- Origin: Orlando, Florida, U.S.
- Genres: R&B, soul
- Occupation: Record executive
- Years active: 2000–present
- Labels: Melvin Brown Music Group (MBMG), S&B Creative, Konvict Muzik
- Website: www.snbcreative.com

= Melvin Brown (music manager) =

Melvin Brown is an American record executive and talent manager. Brown, a relative of fellow music executive Johnny Wright, is credited with having discovered Senegalese-American singer Akon in 2002. The following year, Brown, Akon, and the latter's brother Bu Thiam co-founded the record label, Konvict Muzik, as an imprint of Universal Motown Records.
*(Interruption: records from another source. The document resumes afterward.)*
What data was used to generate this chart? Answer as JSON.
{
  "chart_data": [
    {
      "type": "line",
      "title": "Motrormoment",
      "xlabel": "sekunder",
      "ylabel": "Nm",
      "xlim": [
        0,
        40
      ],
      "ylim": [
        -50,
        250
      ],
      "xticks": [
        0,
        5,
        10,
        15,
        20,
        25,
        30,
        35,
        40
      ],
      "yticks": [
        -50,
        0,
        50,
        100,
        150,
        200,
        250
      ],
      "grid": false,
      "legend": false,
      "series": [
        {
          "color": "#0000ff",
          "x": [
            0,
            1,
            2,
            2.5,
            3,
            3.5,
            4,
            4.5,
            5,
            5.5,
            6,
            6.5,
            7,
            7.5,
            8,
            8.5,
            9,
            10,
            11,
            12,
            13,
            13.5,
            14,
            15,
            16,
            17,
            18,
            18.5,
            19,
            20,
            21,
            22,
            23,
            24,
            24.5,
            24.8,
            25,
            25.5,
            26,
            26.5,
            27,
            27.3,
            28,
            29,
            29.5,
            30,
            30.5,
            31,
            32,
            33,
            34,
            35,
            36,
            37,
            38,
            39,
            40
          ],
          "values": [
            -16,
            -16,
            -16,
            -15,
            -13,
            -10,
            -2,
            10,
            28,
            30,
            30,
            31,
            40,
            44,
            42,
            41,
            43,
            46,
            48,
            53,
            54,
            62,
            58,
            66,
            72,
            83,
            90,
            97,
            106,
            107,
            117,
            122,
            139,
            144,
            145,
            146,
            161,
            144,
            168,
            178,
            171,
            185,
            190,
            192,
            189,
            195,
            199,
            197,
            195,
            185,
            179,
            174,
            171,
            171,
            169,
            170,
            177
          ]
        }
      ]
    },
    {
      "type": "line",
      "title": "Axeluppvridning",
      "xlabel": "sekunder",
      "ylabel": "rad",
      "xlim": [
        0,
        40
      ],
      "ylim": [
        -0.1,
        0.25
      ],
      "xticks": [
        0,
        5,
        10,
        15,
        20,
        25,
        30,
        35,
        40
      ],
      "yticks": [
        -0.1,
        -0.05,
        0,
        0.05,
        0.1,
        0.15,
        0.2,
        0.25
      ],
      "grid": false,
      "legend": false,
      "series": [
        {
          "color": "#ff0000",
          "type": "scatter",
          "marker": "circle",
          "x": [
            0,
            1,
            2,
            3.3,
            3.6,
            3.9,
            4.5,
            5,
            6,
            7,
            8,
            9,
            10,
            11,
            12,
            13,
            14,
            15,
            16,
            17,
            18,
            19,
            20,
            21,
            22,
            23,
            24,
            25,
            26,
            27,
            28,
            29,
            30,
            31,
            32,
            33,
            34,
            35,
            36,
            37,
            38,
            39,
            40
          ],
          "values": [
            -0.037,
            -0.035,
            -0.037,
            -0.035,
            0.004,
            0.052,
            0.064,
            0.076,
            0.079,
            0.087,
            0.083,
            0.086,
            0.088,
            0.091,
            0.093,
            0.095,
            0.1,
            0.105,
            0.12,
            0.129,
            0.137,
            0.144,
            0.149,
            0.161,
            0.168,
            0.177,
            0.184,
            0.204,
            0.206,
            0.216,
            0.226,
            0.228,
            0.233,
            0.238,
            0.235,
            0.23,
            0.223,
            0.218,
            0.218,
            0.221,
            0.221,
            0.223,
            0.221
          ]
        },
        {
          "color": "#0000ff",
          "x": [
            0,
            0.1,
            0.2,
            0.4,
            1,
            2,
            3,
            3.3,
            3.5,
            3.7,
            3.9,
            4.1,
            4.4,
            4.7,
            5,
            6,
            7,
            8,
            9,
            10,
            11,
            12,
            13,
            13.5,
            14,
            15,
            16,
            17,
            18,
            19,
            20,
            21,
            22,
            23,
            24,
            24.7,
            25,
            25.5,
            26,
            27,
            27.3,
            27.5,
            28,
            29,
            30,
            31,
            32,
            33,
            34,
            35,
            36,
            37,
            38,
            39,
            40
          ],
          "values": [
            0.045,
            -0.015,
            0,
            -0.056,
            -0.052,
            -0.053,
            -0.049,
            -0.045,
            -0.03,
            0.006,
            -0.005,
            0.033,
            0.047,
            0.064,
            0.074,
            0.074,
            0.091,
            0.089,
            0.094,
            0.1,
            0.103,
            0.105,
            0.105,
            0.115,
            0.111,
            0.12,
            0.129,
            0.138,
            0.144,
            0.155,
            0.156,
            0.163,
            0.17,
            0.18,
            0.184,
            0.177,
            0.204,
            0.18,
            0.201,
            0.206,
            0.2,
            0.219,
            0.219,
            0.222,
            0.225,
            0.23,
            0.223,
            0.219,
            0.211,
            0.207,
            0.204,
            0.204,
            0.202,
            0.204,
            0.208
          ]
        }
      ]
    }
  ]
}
Konvict has signed artists including T-Pain, Cyhi the Prynce, and Verse Simmonds.

==Career==

===2000–2002===
Melvin Brown began his career in media after graduating from Duke University and moving to Orlando, Florida to work as an assistant to his first cousin, record executive Johnny Wright. It was there he "learned the ropes" of the industry by working on projects for international superstars like the Backstreet Boys, *NSYNC, Boyz II Men, Britney Spears, and more.
In 2002, while working for Wright, Brown discovered the then unknown recording artist Akon.

===2003–2009===
In 2003, Akon and Brown founded Konvict Muzik. Konvict Muzik has signed artists such as T-Pain, Verse Simmonds and Cyhi the Prynce.

===2011–2015===
In 2011, Brown formed the Melvin Brown Media Group (MBMG), a multimedia company.